Он вновь заключил ее лицо в ладони и принялся покрывать его поцелуями. Сантиметр за сантиметром, пока снова не добрался до губ. И Люда не хотела ему мешать, решив, что если это сон, то пусть он длится вечность.

Но это был не сон, и вскоре вопрос сам сорвался с губ.

— Зачем ты это делаешь? — заглянула она в лицо Алексею в перерыве между поцелуями. И ей важно было услышать честный ответ. Очень важно! Настолько важно, что даже дышать на время себе запретила.
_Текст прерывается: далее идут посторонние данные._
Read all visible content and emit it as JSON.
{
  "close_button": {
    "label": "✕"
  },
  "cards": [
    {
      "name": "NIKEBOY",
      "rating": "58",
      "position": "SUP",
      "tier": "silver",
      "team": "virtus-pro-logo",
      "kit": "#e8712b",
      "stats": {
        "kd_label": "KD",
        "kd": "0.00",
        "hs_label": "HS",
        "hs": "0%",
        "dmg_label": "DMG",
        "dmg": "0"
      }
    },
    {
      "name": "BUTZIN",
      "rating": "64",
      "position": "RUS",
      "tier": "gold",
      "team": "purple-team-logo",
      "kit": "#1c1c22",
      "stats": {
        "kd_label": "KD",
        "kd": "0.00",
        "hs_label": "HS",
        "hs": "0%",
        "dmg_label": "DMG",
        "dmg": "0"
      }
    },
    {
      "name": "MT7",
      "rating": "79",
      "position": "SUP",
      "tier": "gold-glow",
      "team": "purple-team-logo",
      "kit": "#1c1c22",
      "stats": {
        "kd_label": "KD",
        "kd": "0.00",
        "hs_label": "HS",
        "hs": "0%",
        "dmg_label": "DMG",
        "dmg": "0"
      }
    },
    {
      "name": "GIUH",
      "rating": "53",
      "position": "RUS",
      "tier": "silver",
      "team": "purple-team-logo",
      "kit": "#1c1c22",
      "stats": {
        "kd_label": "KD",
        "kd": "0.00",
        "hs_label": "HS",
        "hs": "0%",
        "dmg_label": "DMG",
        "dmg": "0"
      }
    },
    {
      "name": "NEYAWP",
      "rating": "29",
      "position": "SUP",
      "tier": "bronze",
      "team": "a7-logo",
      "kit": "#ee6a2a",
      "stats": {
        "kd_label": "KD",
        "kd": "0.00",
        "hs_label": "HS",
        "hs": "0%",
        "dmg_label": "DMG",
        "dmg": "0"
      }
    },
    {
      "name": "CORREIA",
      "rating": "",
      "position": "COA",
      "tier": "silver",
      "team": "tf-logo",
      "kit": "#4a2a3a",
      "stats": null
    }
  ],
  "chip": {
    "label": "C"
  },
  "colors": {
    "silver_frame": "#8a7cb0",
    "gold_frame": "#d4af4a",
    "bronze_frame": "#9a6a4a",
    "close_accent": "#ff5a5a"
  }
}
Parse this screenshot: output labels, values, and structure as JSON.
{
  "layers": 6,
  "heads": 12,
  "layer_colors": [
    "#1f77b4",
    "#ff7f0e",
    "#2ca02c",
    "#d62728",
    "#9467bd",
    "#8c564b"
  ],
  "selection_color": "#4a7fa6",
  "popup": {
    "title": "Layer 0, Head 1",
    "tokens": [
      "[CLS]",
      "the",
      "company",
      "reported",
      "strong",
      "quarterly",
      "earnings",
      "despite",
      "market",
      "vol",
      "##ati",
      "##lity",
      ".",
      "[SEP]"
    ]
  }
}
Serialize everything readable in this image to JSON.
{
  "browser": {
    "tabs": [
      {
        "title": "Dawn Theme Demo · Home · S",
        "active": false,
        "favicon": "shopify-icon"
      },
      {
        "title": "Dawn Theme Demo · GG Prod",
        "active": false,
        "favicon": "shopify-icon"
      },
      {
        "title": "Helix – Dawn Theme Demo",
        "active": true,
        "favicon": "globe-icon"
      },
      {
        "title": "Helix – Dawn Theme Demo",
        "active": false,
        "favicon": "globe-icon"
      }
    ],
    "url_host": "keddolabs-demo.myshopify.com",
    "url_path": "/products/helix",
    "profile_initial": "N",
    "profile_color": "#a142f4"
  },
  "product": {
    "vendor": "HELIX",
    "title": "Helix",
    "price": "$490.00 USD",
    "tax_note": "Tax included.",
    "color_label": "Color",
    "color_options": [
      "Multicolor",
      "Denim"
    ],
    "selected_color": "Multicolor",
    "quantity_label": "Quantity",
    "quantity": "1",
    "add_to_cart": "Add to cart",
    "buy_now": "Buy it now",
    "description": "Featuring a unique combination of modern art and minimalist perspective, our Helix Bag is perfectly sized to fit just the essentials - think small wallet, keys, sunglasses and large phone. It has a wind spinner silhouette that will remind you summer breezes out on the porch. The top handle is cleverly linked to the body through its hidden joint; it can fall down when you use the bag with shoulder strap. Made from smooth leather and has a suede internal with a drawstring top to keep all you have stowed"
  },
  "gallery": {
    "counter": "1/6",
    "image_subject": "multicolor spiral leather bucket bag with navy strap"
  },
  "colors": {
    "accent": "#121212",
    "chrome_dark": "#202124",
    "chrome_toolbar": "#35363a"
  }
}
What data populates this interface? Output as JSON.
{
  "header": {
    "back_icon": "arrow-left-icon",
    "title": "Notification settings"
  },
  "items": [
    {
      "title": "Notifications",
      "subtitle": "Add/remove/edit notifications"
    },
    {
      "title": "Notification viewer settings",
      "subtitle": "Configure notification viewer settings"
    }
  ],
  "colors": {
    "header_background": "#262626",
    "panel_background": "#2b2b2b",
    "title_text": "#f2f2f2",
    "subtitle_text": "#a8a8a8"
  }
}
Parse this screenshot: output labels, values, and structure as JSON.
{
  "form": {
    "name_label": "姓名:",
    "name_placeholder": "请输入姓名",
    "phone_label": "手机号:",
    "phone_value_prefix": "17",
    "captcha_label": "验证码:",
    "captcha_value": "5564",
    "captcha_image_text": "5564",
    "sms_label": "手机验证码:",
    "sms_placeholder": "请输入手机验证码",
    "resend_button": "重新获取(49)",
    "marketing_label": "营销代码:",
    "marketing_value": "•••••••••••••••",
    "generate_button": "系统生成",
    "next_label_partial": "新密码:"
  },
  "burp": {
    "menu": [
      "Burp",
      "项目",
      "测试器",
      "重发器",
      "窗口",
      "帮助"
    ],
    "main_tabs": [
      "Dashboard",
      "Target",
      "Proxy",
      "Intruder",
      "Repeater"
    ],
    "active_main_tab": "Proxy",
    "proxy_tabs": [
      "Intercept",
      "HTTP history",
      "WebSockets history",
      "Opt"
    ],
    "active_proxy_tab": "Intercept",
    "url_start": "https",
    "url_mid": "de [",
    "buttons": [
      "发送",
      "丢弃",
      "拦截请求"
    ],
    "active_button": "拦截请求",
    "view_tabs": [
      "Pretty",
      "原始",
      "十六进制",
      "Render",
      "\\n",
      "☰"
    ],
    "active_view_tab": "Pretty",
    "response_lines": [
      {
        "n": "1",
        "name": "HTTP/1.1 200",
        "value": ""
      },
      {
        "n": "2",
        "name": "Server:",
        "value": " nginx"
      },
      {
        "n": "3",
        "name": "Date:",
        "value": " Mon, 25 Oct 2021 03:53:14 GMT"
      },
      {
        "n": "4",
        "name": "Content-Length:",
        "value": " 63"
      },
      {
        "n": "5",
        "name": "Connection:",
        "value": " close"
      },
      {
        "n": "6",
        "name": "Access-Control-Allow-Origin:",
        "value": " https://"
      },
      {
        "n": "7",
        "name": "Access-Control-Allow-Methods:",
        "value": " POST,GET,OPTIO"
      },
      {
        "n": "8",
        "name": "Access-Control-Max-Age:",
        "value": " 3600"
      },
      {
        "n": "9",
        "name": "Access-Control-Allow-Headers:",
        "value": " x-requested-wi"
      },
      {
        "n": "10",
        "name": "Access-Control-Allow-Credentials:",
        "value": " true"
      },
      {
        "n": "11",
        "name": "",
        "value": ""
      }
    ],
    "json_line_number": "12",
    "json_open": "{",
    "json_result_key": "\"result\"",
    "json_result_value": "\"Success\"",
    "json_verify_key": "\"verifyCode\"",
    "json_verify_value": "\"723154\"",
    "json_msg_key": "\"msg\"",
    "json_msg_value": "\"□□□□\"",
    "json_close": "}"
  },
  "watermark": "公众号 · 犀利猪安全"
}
— Что именно? — погладил он ее щеку большим пальцем, ненароком касаясь губ и заставляя душу Люды исходить трепетом. И смотрел он так, как не смотрел на нее еще никогда. Если бы она не считала, что такое в принципе невозможно, то могла бы поклясться, что он ее любит. А иначе, зачем он так на нее смотрит?

— Целуешь меня?

— Потому что не могу этого не делать, — улыбнулся Алексей. — Потому что с ума схожу, когда вижу тебя рядом. Потому что ты стала для меня личным наваждением и даже во сне преследуешь…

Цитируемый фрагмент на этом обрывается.